Cela fait très longtemps que le sp.a est demandeur d'une adaptation de la législation sur les loyers. Depuis la sixième réforme de l´État, les régions sont compétentes dans cette matière. Le marché du logement bruxellois se compose de 60 % de locataires. Pour le parti, il est surtout important que l'on crée tant un fond de garantie locative qu'un fond de garantie pour les propriétaires. Cela devrait susciter davantage de confiance sur le marché locatif et donc en garantir un meilleur fonctionnement. Les deux garanties permettent surtout que les groupes de populations plus vulnérables puissent accéder à de meilleurs logements locatifs.

« La situation sur le marché locatif bruxellois est surtout précaire pour les ménages vulnérables. Ils sont systématiquement exclus par des bailleurs en raison d'une crainte souvent injustifiée de défaut de paiement. Ces ménages atterrissent ainsi dans les mains de marchands de sommeil malhonnêtes, qui osent demander des loyers équivalents voire plus élevés pour des taudis.

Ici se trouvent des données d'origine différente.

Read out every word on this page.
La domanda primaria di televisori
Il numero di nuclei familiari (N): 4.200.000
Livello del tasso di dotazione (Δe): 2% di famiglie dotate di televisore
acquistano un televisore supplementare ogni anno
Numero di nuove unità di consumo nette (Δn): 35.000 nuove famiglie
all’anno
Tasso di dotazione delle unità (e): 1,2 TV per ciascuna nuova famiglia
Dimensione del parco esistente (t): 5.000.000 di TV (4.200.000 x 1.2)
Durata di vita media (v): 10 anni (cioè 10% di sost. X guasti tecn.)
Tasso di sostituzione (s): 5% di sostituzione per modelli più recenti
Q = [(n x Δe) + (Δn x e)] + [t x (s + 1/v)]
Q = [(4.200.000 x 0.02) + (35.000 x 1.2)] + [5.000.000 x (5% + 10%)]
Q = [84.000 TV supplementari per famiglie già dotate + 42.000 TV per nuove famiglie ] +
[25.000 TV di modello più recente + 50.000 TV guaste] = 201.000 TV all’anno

Le fonds de garantie locative et le fond de garantie pour les propriétaires renforcent considérablement la position des ménages vulnérables sur le marché locatif », déclare Fouad Ahidar.

Pour le sp.a, il est très important que ces deux mesures aboutissent finalement dans le code du logement. La parti continuera d'insister jusqu'à une réalisation effective.

Fouad Ahidar est également très satisfait du passage dans l'accord visant à créer un cadre pour la colocation.

Il ressort des chiffres (indicatifs) les plus récents du Centre d'Observation des loyers de 2013 que 9 % des logements locatifs bruxellois sont occupés par des personnes qui pratiquent la colocation.  Il semble également que ce chiffre ait fortement augmenté ces dernières années.

« Les motivations sont diverses, mais souvent pour des considérations financières et/ou sociales. Surtout pour les jeunes, il s'agit là d'un premier pas important sur le marché du logement. Par conséquent, il est grand temps que la politique reconnaisse cette réalité croissante et s'adapte aux nombreuses et diverses formes de cohabitation dans cette ville » , ajoute Fouad Ahidar.